Bill's big hands rested on my hips as he explained.
"She came to me after I got back from Dallas, the first night. She had read about what happened there, wondered if I knew anyone who'd been there that day. When I said that I had been there myself—I didn't mention you—Portia said she had information that some of the arms used in the attack had come from a place in Bon Temps, Sheridan's Sport Shop. I asked her how she had heard this; she said as a lawyer, she couldn't say. I asked her why she was so concerned, if there wasn't anything further she'd tell me about it; she said she was a good citizen and hated to see other citizens persecuted. I asked her why she came to me; she said I was the only vampire she knew."
I believed that like I believed Portia was a secret belly dancer.
I narrowed my eyes as I worked this through. "Portia doesn't care one damn thing about vampire rights," I said. "She might want to get in your pants, but she doesn't care about vampire legal issues."
"'Get in my pants?' What a turn of phrase you have."
"Oh, you've heard that before," I said, a little abashed.
He shook his head, amusement sparkling in his face. "Get in my pants," he repeated, sounding it out slowly. "I would be in your pants, if you had any on." He rubbed his hands up and down to demonstrate.
"Cut that out," I said. "I'm trying to think."
His hands were pressing my hips, then releasing, moving me back and forth on him. I began to have difficulty forming thoughts.
"Stop, Bill," I said. "Listen, I think Portia wants to be seen with you so she might be asked to join that supposed sex club here in Bon Temps."
"Sex club?" Bill said with interest, not stopping in the least.
"Yes, didn't I tell you . . . oh, Bill, no . . . Bill, I'm still worn out from last . . . Oh. Oh, God." His hands had gripped me with their great strength, and moved me purposefully, right onto his stiffness. He began rocking me again, back and forth. "Oh," I said, lost in the moment.

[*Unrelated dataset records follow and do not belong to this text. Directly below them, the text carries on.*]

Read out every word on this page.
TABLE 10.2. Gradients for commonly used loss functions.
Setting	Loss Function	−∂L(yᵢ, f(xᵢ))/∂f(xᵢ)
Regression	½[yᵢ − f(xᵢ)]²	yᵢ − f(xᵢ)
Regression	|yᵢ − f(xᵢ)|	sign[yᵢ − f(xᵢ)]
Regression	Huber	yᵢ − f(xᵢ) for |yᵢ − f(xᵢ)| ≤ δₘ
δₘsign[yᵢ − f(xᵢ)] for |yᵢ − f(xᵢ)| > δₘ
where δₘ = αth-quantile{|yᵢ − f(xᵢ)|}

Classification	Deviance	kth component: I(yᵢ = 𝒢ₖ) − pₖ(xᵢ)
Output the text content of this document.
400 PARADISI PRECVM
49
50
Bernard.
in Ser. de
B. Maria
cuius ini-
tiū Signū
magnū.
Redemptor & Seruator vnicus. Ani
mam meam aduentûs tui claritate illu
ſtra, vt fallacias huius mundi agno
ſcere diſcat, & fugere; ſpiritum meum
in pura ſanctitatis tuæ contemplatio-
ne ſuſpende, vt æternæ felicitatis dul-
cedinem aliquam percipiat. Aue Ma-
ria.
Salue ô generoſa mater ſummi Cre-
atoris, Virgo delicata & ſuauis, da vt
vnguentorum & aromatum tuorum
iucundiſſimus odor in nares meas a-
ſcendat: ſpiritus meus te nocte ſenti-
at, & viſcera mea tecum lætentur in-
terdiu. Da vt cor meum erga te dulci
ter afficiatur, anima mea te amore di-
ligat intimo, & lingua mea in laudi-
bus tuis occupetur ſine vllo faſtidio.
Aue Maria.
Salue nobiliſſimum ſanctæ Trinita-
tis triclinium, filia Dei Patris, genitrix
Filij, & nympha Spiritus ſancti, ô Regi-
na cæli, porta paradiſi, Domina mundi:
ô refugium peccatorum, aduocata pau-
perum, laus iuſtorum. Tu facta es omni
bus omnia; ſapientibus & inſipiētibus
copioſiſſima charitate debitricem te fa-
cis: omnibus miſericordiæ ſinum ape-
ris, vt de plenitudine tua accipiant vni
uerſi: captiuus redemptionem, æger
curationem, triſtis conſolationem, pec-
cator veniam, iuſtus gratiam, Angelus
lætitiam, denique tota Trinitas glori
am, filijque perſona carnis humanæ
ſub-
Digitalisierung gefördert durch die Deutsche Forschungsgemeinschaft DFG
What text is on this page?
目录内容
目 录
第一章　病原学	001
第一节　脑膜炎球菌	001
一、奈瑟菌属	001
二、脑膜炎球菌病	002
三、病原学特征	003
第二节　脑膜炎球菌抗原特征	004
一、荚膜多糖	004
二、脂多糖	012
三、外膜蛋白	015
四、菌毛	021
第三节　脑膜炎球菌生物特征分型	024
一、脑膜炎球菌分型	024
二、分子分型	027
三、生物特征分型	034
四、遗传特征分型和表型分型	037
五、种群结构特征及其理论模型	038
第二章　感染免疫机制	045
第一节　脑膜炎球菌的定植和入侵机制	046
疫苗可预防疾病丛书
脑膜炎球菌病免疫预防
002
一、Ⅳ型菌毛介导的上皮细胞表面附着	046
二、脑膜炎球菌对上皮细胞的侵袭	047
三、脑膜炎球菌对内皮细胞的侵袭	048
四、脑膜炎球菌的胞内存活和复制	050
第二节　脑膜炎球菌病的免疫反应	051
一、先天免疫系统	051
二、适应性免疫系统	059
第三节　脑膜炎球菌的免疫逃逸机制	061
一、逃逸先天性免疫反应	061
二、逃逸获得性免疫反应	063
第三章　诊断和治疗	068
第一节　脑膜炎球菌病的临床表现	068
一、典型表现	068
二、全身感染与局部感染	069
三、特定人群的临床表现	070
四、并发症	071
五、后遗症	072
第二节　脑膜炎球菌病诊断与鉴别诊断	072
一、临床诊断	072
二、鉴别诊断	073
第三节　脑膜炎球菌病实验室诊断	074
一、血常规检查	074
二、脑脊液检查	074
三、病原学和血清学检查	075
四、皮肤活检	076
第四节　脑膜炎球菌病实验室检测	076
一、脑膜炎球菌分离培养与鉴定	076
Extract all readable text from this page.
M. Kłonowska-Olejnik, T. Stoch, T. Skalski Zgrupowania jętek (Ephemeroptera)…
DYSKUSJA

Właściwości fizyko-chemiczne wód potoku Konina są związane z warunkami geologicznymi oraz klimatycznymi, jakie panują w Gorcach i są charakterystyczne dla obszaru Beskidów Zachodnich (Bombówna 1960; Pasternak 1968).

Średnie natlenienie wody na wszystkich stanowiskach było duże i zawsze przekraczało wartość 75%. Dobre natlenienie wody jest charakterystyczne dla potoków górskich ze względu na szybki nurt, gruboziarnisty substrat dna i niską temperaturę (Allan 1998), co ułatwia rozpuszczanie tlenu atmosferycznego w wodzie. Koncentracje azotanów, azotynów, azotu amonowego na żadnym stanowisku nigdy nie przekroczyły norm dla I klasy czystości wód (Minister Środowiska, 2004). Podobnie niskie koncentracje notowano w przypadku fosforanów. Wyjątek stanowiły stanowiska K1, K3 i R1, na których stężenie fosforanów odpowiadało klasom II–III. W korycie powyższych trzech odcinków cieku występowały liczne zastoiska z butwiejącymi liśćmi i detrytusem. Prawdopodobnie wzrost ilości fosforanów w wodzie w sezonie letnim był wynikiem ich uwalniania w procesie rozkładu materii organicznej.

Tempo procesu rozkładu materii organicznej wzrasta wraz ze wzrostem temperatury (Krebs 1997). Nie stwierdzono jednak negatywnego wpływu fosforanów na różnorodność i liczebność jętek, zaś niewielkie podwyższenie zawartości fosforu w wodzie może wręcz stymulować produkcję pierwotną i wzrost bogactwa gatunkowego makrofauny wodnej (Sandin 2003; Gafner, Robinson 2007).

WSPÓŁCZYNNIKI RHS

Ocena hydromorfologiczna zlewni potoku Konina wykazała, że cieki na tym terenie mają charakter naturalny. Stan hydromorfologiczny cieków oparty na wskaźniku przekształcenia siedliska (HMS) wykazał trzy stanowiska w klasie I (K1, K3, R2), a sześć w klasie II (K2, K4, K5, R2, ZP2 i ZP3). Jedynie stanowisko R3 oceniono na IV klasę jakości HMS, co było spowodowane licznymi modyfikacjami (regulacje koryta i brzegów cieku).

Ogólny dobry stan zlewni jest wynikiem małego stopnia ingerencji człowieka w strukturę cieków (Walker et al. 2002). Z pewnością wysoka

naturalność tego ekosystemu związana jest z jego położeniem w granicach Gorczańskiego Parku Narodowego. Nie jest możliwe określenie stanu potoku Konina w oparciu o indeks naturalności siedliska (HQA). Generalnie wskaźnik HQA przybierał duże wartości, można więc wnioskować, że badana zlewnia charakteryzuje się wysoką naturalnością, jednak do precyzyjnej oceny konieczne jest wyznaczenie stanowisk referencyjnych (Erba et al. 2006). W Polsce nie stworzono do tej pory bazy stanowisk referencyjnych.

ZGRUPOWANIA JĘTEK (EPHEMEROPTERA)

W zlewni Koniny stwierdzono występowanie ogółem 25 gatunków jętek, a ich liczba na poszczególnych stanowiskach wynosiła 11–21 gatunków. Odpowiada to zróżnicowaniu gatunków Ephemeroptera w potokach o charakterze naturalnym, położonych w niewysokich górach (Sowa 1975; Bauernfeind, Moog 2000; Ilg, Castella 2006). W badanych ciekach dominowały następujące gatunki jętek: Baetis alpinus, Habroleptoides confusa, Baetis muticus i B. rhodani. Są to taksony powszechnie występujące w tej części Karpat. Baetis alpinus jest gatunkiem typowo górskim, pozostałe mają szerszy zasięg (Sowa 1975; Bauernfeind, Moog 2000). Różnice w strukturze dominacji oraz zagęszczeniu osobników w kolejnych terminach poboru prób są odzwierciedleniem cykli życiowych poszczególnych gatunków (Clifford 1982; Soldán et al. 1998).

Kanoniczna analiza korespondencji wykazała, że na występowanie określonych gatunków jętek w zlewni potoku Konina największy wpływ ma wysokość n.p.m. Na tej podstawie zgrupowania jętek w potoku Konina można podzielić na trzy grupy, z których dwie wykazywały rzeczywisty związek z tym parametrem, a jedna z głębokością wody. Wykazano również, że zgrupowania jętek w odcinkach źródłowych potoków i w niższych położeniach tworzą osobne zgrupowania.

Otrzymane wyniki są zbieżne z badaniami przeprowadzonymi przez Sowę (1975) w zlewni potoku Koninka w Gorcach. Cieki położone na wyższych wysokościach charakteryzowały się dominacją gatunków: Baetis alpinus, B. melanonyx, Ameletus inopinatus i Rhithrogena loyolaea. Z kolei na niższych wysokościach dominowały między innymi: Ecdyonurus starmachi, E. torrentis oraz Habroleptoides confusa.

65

I began to see colors floating in front of my eyes, and then I was being rocked so fast I couldn't keep track of my motion. The end came at the same time for both of us, and we clung together panting for several minutes.
"We should never separate again," Bill said.
"I don't know, this makes it almost worth it."
A little aftershock rippled his body. "No," he said. "This is wonderful, but I would rather just leave town for a few days, than fight with you again." He opened his eyes wide. "Did you really suck a bullet from Eric's shoulder?"
"Yeah, he said I had to get it out before his flesh closed over it."